White men don’t control Wall Street through higher stock trading returns; they control it through violence and denying financial services to minorities. For example, in the 1920s, Tulsa, Oklahoma was home to the Greenwood District. Known as the Black Wall Street, this district supported many affluent, educated Black families. However, during the 1921 Tulsa Race Massacre, mobs of white residents attacked the district, robbing it of its wealth. The riots left 10,000 Black residents homeless and inflicted more than $2.25 million ($32.65 million today) in property damage. Further, banks have historically refused to lend money to low-income Black families through redlining; this practice prevents people living in “dangerous” neighborhoods (which often consist of racial and ethnic minority groups) from accessing financial services. If people lack access to the resources that help break cycles of poverty, they cannot be expected to cross the boundaries placed by more privileged, powerful groups. Moreover, financial literacy is predominantly taught in wealthy white families because they have the money to invest, while underprivileged families cannot partake in investments and consequently may not teach their children general financial knowledge, fueling the cycle.

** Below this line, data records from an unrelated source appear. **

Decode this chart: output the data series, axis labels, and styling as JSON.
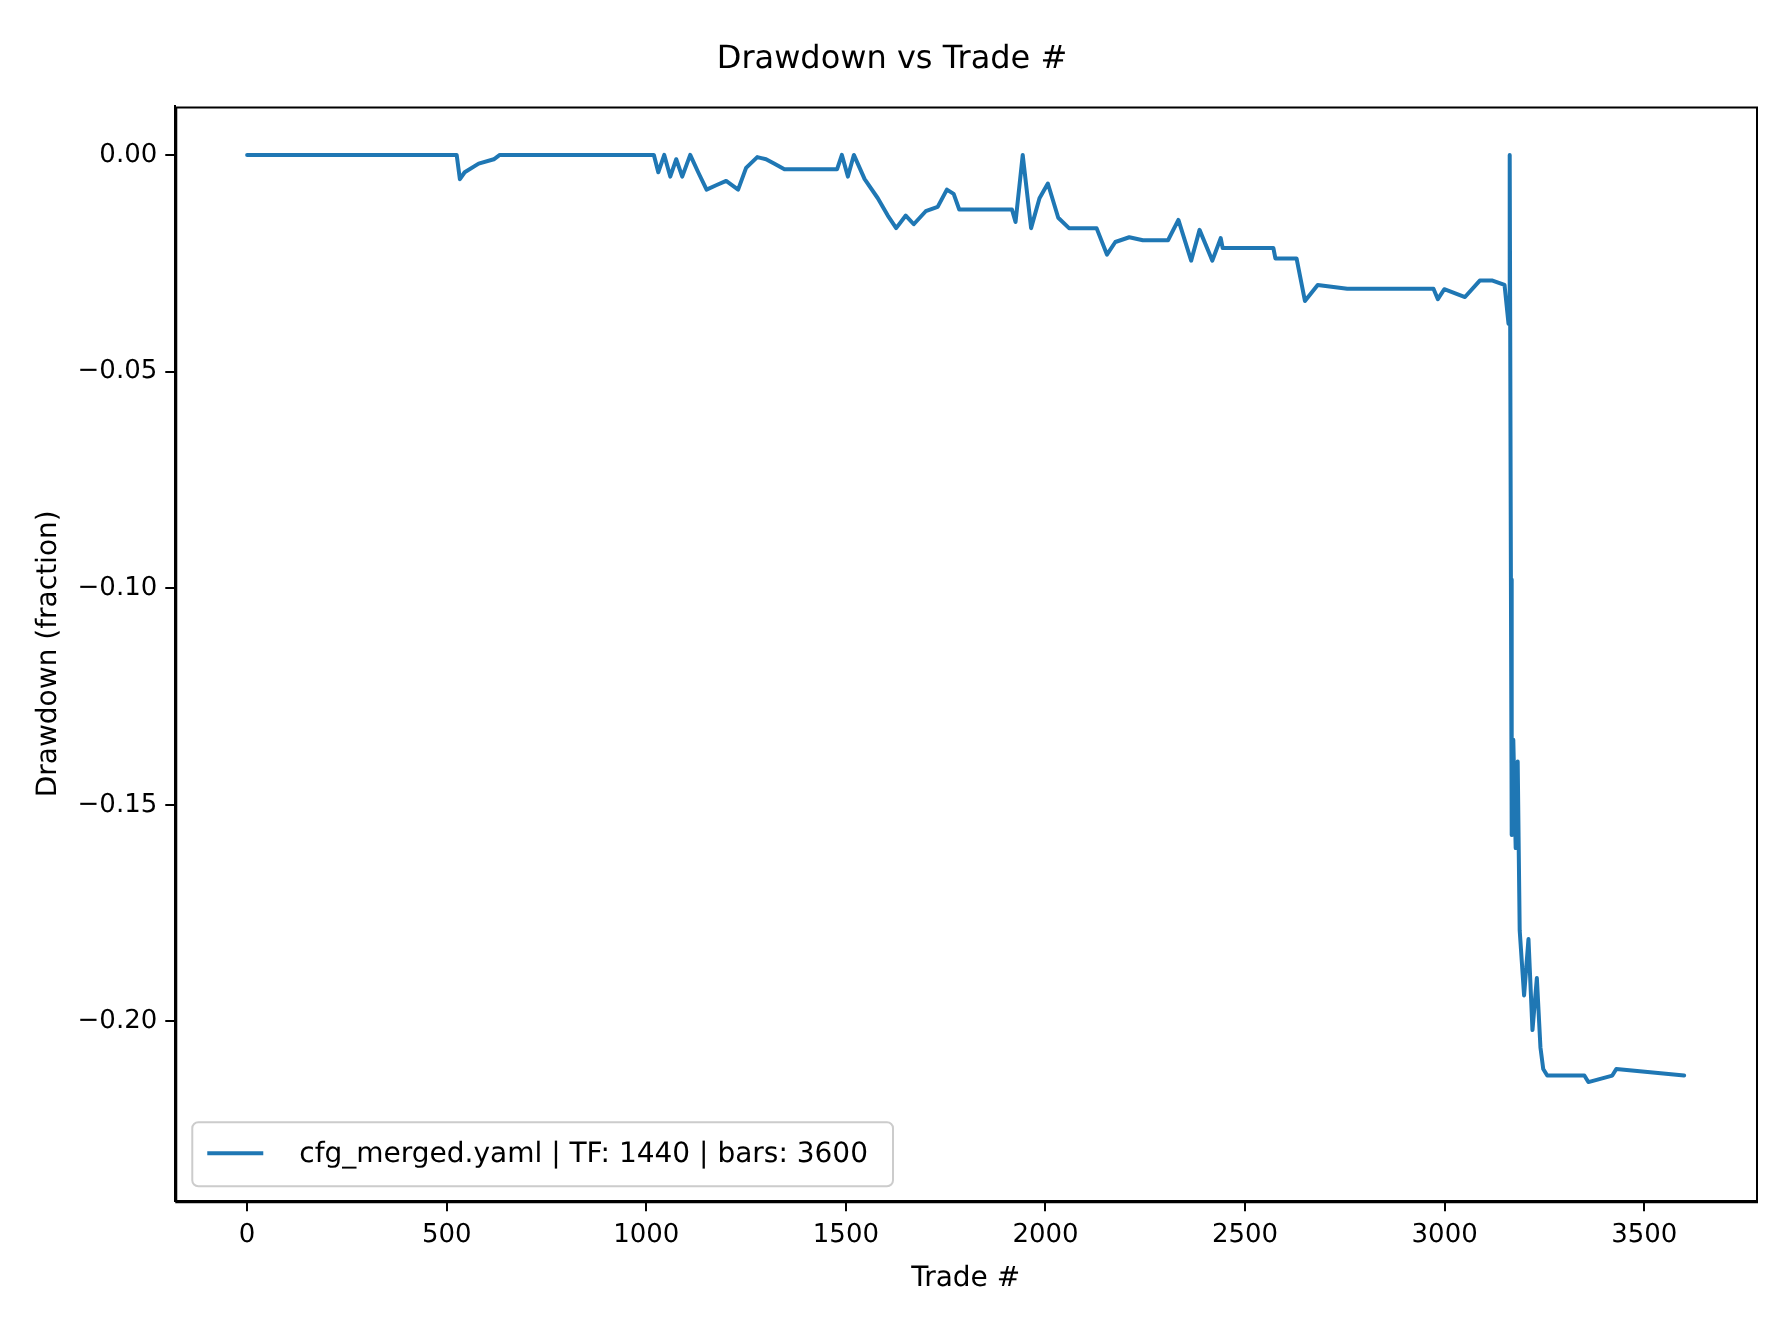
{
  "chart_data": {
    "type": "line",
    "title": "Drawdown vs Trade #",
    "xlabel": "Trade #",
    "ylabel": "Drawdown (fraction)",
    "series": [
      {
        "name": "cfg_merged.yaml | TF: 1440 | bars: 3600",
        "color": "#1f77b4",
        "x": [
          0,
          525,
          533,
          545,
          580,
          618,
          633,
          1019,
          1030,
          1045,
          1060,
          1075,
          1090,
          1110,
          1130,
          1151,
          1175,
          1200,
          1230,
          1250,
          1278,
          1300,
          1320,
          1346,
          1478,
          1490,
          1505,
          1520,
          1547,
          1580,
          1605,
          1626,
          1650,
          1670,
          1700,
          1730,
          1753,
          1770,
          1784,
          1916,
          1925,
          1943,
          1964,
          1985,
          2006,
          2032,
          2059,
          2128,
          2154,
          2175,
          2210,
          2244,
          2307,
          2333,
          2365,
          2386,
          2418,
          2439,
          2444,
          2571,
          2576,
          2629,
          2650,
          2682,
          2756,
          2972,
          2983,
          2999,
          3051,
          3088,
          3120,
          3150,
          3160,
          3163,
          3166,
          3168,
          3172,
          3178,
          3183,
          3188,
          3199,
          3210,
          3220,
          3231,
          3240,
          3247,
          3257,
          3268,
          3284,
          3300,
          3350,
          3360,
          3420,
          3430,
          3600
        ],
        "values": [
          0,
          0,
          -0.0056,
          -0.004,
          -0.002,
          -0.001,
          0,
          0,
          -0.004,
          0,
          -0.005,
          -0.001,
          -0.005,
          0,
          -0.004,
          -0.008,
          -0.007,
          -0.006,
          -0.008,
          -0.003,
          -0.0005,
          -0.001,
          -0.002,
          -0.0033,
          -0.0033,
          0,
          -0.005,
          0,
          -0.0056,
          -0.01,
          -0.014,
          -0.0169,
          -0.014,
          -0.016,
          -0.013,
          -0.012,
          -0.008,
          -0.009,
          -0.0126,
          -0.0126,
          -0.0155,
          0,
          -0.0169,
          -0.01,
          -0.0066,
          -0.0145,
          -0.0169,
          -0.0169,
          -0.023,
          -0.0201,
          -0.019,
          -0.0197,
          -0.0197,
          -0.015,
          -0.0244,
          -0.0173,
          -0.0244,
          -0.0192,
          -0.0215,
          -0.0215,
          -0.0239,
          -0.0239,
          -0.0337,
          -0.03,
          -0.0309,
          -0.0309,
          -0.0333,
          -0.031,
          -0.0328,
          -0.029,
          -0.029,
          -0.03,
          -0.039,
          0,
          -0.098,
          -0.157,
          -0.135,
          -0.16,
          -0.14,
          -0.179,
          -0.194,
          -0.181,
          -0.202,
          -0.19,
          -0.206,
          -0.211,
          -0.2125,
          -0.2125,
          -0.2125,
          -0.2125,
          -0.2125,
          -0.214,
          -0.2125,
          -0.211,
          -0.2125
        ]
      }
    ],
    "xlim": [
      -180,
      3780
    ],
    "xticks": [
      0,
      500,
      1000,
      1500,
      2000,
      2500,
      3000,
      3500
    ],
    "ylim": [
      -0.2415,
      0.0112
    ],
    "yticks": [
      {
        "value": 0,
        "label": "0.00"
      },
      {
        "value": -0.05,
        "label": "−0.05"
      },
      {
        "value": -0.1,
        "label": "−0.10"
      },
      {
        "value": -0.15,
        "label": "−0.15"
      },
      {
        "value": -0.2,
        "label": "−0.20"
      }
    ],
    "grid": false,
    "legend": "bottom left",
    "marker": "none",
    "line_style": "solid"
  }
}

Even when marginalized communities overcome the barriers to obtain economic knowledge, the social dynamic of their workplaces exclude them from promotions or executive positions. Financial services companies largely run on an apprenticeship model, which allows managers to favor trainees with similar backgrounds—that is, attending the same elite private school or having the same last name. This enables white men to be hired and promoted more frequently than disparaged groups. Within companies, social dynamics also heavily favor white men; networking and client meetings often occur in bars and on golf courses. These spaces cater to white men, allowing them to bond over similar interests. Making up the vast majority of executives, white men also control the boundaries of workplace culture. Women and minorities, especially those in higher positions, often find it difficult to break these boundaries: their ideas are dismissed and they are perceived as less intelligent than their male counterparts. Wall Street’s social hierarchy cements the white man’s position at the top, ultimately preventing qualified women and minorities from becoming executives and CEOs in finance. The lack of representation then discourages youth from joining the industry, as they see the lack of opportunities constantly shown to them.
The white man’s control of Wall Street has harmed racial minorities and women, and it will only exacerbate wealth gaps by delaying universal financial literacy. Indeed, discriminatory practices dismiss the efficacy of diverse management teams: an increase in perspectives allows investors to make more calculated and comprehensive decisions when cultivating portfolios. Fortunately, in recent years, many financial companies have begun diversifying their teams. Wells Fargo has pledged to double Black leadership over the next five years, and an all-female team of bankers from JP Morgan and Goldman Sachs brokered a major Spanx deal. The movement to increase female and minority representation in Wall Street must continue in order to reduce wealth inequality and create a new generation of diverse financial leaders.